On multi-dimensional ODE benchmarks, DoLQ significantly outperforms existing symbolic regression methods, achieving higher success rates and more accurate recovery of correct symbolic terms. This hybrid approach combines the pattern-matching power of LLMs with rigorous numerical optimization, enabling the discovery of equations that are not only mathematically accurate but also physically meaningful. The code is publicly available.
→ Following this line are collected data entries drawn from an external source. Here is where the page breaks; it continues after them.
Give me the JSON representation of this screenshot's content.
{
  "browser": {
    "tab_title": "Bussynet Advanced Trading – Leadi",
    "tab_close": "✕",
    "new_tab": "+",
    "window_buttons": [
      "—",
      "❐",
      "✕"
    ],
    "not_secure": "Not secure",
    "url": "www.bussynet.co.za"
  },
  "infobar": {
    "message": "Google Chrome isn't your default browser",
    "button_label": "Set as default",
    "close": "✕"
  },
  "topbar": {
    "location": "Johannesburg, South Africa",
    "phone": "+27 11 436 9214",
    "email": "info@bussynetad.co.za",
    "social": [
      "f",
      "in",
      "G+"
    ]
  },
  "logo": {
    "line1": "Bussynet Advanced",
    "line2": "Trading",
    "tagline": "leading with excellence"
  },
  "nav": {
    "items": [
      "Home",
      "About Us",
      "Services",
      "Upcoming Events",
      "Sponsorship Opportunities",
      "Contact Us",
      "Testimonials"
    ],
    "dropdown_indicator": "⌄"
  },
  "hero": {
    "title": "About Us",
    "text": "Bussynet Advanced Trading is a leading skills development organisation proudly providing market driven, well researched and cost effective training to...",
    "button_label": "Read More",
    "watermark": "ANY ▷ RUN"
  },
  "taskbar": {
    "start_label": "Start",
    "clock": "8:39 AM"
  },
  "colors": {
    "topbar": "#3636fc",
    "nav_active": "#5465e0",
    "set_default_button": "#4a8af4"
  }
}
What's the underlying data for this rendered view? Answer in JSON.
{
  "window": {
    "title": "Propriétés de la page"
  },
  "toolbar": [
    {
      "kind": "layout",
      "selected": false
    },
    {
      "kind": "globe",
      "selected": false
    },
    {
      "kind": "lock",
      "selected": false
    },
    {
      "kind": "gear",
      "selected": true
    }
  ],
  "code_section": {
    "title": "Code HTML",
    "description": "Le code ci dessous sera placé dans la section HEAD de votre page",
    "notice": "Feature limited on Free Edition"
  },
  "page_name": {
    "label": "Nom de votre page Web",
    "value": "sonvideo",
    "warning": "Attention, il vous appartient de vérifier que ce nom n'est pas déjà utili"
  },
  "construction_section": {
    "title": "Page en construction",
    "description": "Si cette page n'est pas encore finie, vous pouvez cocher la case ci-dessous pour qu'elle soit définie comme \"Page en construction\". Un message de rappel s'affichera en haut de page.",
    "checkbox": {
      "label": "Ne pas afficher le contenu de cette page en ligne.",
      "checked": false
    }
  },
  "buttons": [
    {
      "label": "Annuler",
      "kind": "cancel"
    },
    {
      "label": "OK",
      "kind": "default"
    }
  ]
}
The work highlights a promising direction for integrating LLMs into scientific discovery workflows.
- DoLQ uses a multi-agent system: Sampler Agent, Parameter Optimizer, and Scientist Agent (LLM) for iterative equation discovery
- Achieves higher success rates and more accurate symbolic term recovery on multi-dimensional ODE benchmarks than existing methods
- Accepted at ICML 2026; code open-sourced for reproducibility
Why It Matters
Brings LLM reasoning into scientific model discovery, improving both accuracy and physical plausibility of discovered equations.